The ivory boom, however, did more than just fuel the growth of a plantation society on the East African coast. Through successive generations of ivory traders, Omani merchants were able to establish themselves in key towns in the interior of East Africa. The town of Tabora, a principal ivory trading station in the interior, was almost wholly populated by Arabs of Omani descent, who chose to stay in the interior rather than return to the coast, carving for themselves positions as middlemen in the ivory trade. Others established plantations in the interior rather than the coast, reaching as far upcountry as the Congo.

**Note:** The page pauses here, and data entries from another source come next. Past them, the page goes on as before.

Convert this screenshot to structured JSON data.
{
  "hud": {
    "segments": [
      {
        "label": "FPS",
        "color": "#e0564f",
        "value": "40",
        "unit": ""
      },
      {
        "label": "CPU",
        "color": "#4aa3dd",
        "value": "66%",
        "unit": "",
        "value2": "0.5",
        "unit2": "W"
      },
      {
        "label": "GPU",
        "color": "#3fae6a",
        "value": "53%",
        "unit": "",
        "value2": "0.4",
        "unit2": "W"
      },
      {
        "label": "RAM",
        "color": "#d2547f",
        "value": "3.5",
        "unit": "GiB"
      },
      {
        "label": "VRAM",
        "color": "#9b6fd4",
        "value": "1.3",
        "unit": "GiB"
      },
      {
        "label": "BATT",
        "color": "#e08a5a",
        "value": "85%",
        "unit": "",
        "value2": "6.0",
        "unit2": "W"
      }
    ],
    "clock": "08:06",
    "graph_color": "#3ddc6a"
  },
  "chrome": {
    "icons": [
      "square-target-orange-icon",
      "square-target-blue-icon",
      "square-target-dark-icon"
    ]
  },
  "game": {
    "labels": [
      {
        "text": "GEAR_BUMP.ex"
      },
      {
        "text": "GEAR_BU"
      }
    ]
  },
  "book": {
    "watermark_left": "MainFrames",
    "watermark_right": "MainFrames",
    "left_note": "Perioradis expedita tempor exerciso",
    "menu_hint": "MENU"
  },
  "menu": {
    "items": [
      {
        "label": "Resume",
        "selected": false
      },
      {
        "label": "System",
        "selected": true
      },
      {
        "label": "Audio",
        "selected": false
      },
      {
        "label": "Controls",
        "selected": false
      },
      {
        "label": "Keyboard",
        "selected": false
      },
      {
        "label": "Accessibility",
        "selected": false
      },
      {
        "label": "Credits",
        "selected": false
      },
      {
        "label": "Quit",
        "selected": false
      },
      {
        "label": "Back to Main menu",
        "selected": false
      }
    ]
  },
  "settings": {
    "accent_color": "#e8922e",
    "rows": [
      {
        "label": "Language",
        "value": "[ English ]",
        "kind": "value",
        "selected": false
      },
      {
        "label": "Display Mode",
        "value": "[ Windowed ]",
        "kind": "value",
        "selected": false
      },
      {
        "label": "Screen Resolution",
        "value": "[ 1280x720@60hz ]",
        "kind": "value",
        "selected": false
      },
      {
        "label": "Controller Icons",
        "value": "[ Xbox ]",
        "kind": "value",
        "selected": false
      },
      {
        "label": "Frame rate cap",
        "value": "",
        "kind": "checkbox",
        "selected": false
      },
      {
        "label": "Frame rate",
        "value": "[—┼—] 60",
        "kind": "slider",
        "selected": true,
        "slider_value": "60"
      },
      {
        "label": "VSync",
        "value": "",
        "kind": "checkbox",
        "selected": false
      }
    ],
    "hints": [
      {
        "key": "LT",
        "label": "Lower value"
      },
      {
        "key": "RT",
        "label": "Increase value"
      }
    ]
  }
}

The commercial bonanza was not limited to East Africa: by the second half of the nineteenth century, merchants in the Gulf were reaping the rewards of the transformations that had taken place around the Western Indian Ocean. Historians have outlined how the market for dates expanded in important ways during the 1880s, reaching consumers in Europe and America. Between 1899 and 1906, the earliest years for which there are published figures, Muscat's date exports nearly doubled, and Omani dates were regularly being consumed in households in the United States.

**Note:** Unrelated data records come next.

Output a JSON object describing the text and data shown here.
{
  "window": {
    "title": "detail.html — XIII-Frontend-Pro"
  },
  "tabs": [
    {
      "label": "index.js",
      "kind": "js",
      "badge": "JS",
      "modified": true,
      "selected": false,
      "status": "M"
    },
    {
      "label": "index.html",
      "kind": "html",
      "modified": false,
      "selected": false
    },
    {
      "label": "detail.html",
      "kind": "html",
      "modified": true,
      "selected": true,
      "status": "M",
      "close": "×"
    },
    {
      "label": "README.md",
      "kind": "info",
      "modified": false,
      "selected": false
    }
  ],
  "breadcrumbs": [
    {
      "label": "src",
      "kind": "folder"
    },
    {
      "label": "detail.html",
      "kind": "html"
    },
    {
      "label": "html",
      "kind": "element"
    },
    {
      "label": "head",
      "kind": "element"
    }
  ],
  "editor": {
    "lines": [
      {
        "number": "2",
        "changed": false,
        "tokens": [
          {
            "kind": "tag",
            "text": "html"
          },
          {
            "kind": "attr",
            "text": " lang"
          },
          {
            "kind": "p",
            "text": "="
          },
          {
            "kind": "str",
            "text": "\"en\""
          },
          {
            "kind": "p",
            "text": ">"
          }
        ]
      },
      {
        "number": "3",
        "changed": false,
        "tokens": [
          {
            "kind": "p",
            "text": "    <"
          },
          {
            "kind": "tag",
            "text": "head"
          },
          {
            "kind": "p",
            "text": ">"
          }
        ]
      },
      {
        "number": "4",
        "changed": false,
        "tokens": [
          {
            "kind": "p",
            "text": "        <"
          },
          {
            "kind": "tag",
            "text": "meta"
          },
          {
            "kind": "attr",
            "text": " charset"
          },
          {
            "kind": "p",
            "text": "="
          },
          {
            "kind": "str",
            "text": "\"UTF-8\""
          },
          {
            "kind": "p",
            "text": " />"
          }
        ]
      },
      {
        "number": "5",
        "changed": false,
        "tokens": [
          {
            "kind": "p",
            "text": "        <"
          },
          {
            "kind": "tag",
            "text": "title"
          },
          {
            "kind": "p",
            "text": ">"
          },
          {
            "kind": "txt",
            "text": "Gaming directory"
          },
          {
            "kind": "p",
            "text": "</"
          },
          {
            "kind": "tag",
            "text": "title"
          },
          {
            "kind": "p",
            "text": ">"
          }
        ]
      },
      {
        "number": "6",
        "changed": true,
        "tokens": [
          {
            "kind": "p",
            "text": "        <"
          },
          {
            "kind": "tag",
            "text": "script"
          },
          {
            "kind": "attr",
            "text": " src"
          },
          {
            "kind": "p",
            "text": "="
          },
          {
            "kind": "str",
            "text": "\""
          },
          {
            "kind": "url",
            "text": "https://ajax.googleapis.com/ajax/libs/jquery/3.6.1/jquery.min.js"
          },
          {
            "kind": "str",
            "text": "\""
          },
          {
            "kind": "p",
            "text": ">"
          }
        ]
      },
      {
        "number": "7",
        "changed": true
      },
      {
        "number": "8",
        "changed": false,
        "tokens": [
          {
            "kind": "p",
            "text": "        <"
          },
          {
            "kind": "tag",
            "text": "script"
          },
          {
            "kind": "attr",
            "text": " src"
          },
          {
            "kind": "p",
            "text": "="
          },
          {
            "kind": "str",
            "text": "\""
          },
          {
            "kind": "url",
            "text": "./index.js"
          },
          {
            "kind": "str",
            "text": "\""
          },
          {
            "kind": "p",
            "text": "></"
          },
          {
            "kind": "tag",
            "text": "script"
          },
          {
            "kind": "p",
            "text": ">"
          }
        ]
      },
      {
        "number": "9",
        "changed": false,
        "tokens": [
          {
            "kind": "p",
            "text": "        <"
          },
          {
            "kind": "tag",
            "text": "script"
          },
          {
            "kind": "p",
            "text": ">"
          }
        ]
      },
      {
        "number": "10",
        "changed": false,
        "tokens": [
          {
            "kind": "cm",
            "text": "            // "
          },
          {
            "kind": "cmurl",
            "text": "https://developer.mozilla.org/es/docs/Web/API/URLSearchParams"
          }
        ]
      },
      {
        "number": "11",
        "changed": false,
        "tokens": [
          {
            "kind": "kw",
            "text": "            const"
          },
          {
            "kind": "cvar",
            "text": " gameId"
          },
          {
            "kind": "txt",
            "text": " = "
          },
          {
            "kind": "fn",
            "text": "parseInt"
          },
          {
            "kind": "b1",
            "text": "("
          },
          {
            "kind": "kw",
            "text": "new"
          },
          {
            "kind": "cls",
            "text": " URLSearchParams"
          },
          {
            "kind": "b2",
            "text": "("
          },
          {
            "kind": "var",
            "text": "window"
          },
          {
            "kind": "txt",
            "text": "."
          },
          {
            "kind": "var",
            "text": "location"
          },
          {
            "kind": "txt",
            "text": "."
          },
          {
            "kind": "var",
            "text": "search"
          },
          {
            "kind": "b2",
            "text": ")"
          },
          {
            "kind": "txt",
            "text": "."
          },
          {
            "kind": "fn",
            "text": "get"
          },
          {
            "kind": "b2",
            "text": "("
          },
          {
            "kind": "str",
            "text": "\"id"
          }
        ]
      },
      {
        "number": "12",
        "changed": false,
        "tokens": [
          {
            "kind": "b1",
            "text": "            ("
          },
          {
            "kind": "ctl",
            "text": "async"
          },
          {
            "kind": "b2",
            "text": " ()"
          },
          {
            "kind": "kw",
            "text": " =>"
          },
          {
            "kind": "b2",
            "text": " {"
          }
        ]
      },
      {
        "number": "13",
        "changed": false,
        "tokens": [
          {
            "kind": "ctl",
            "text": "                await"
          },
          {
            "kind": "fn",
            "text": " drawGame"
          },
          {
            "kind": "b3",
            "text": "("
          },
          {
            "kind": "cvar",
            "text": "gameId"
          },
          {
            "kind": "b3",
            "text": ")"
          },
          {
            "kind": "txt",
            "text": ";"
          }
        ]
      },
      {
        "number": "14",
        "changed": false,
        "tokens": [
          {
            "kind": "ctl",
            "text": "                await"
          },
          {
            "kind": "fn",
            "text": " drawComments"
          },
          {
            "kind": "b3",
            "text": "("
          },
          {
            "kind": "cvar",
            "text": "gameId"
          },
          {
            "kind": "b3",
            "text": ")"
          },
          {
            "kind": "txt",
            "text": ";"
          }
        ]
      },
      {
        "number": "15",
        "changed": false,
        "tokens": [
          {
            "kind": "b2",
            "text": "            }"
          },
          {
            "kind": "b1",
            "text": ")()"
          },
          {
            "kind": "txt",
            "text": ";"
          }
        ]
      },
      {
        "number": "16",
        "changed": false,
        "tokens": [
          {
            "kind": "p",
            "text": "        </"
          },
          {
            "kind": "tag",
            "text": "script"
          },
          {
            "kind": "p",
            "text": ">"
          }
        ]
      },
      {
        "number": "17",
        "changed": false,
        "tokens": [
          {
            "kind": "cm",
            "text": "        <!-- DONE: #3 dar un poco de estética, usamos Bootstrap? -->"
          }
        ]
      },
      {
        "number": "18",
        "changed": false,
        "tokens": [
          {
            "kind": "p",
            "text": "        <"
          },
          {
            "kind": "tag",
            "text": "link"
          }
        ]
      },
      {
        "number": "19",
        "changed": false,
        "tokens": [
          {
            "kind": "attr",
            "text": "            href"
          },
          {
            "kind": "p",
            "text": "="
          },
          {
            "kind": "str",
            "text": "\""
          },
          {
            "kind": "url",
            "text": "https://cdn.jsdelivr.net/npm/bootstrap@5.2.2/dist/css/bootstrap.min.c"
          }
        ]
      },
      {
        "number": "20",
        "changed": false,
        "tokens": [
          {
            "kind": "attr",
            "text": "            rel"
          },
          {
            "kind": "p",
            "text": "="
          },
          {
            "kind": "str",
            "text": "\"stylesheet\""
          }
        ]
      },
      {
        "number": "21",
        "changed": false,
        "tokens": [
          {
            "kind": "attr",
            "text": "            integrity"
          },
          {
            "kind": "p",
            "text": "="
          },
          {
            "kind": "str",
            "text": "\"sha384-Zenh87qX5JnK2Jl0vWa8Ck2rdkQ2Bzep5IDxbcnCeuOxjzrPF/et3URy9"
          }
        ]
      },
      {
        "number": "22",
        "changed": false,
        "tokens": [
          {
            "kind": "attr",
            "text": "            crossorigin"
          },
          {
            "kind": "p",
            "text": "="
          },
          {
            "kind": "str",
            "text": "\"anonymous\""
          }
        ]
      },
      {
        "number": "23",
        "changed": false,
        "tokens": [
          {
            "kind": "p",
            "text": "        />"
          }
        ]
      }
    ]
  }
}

In both Oman and East Africa, the work of financing Omani political and commercial expansion largely fell to the region's Indian merchants. Merchant houses from Kachchh, in Gujarat, featured prominently as customs masters throughout the empire, from Bandar 'Abbas to Zanzibar and beyond. Indian merchant communities in Oman and East Africa bankrolled Omani military campaigns, loaned money to the sultan and his family, and provided all manner of public finance more generally. They also constituted the principal source of commercial and agricultural credit more generally, throughout South Arabia and East Africa, loaning out money to prospective ivory caravan leaders, planters, and other commercial aspirants. Their role was neither small nor temporary; they constituted a core feature of the Omani world of the Indian Ocean, and their presence in both South Arabia and East Africa is highly visible even today.

This is the world that the waraqas emerged from: one in which a growing world of commerce offered up opportunities for Arabs, Indians, and Swahili economic actors, and in which Western India, South Arabia, and East Africa became intertwined with one another in a way that politics alone could not capture. As the waraqas themselves tell us, the emergence of a plantation economy on the East Coast of Africa (and the later boom in Oman) was not simply an economic phenomenon: it was a social one as well, and one that firmly linked the fates of Oman and East Africa together. For as the plantation economy and ivory trade took off in East Africa, hundreds of Omanis began migrating there in search of economic opportunities, pawning what land they had in Oman to finance a new life across the ocean.